Lucas Haurie
Aguas van y aguas vienen
Contaba Stendhal la historia del rey de una recóndita tribu a quien lo poseyó un ataque de risa al descubrírsele que el hielo era agua sólida, agua dura, y que ése, en una mano diestra y con la ayuda de un objeto cortante, podía partirse en pedazos, cortarse en barras o esculpirse en cubitos. El monarca rió, se desternilló a pecho suelto y, allí mismo, frente a sus súbditos, murió partido literalmente de la risa. El agua, el líquido elemental, está también siendo objeto de risas en estos días por un doble motivo. De un lado está el agua fluvial, el del Guadalquivir. El río pretendía ser dragado en el penúltimo tramo de su cauce con la idea de incrementar el volumen de mercancía en el puerto sevillano. La Secretaria de Estado del ramo ha dicho que nones en el Senado, para escozor de los colectivos e instituciones promotoras y para regocijo de naturalistas, conservacionistas y arroceros, cuya carcajada de alivio se oye incluso en la isla de San Borondón. Aguas van, aguas han ido; para muchos se entiende que aguas mayores y pestilentes. Otras aguas, de menor enjundia, son las que están acaparando la atención del legislador andaluz.

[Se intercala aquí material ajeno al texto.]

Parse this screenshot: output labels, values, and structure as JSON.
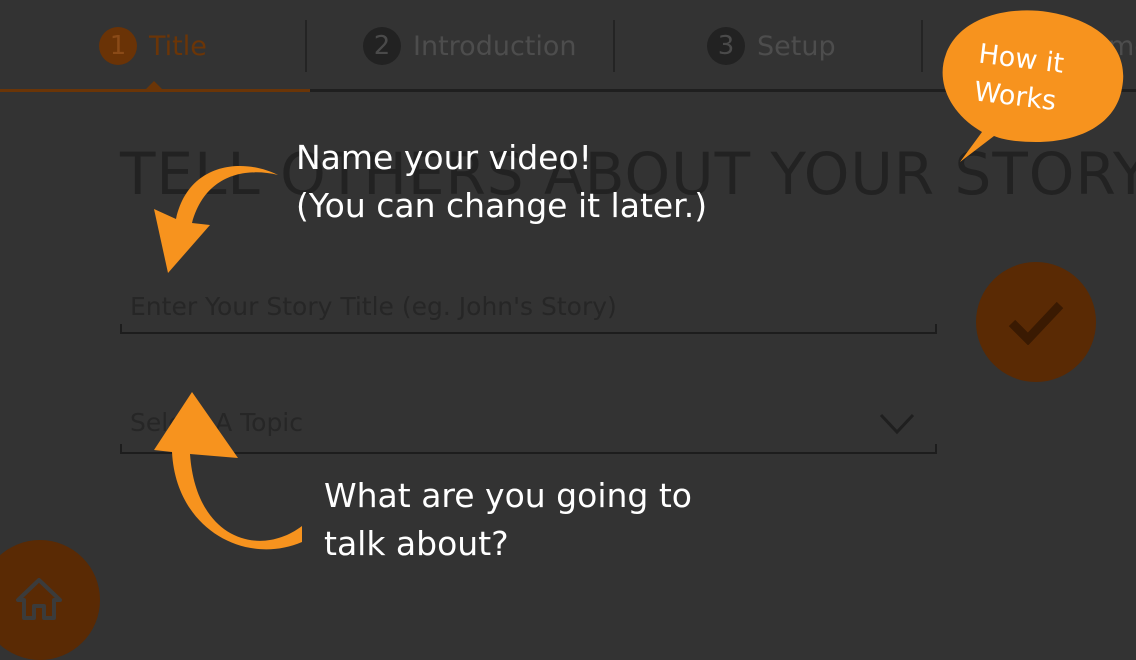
{
  "steps": [
    {
      "number": "1",
      "label": "Title",
      "active": true
    },
    {
      "number": "2",
      "label": "Introduction",
      "active": false
    },
    {
      "number": "3",
      "label": "Setup",
      "active": false
    },
    {
      "label_partial": "me"
    }
  ],
  "heading": "TELL OTHERS ABOUT YOUR STORY",
  "title_field": {
    "placeholder": "Enter Your Story Title (eg. John's Story)",
    "value": ""
  },
  "topic_field": {
    "selected": "Select A Topic"
  },
  "how_it_works": {
    "line1": "How it",
    "line2": "Works"
  },
  "callouts": {
    "name_video": {
      "line1": "Name your video!",
      "line2": "(You can change it later.)"
    },
    "topic": {
      "line1": "What are you going to",
      "line2": "talk about?"
    }
  },
  "colors": {
    "accent": "#f7931e",
    "background": "#333333",
    "dimmed_accent": "#5a2a04"
  },
  "icons": {
    "confirm": "checkmark-icon",
    "home": "home-icon",
    "dropdown": "chevron-down-icon"
  }
}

El Parlamento regional pretende regular la dispensación de agua en los bares y restaurantes: que le sea dada a quien la pida, vaya; un hábito nada infrecuente desde tiempo inmemorial en estos lares, desde el antañón búcaro de barro a las jarras y vasos de metacrilato de hogaño. Cuando lo consuetudinario se normativiza con el rango de ley resulta pertinente preguntarse el porqué. La súbita vindicación del agua para todos, por norma, suena a propaganda de baja estofa, al entretenimiento vespertino del diputado, no sea que, de tanto esperar a los tártaros, muertos de risa, el desierto se haga infinito. Sed de protagonismo.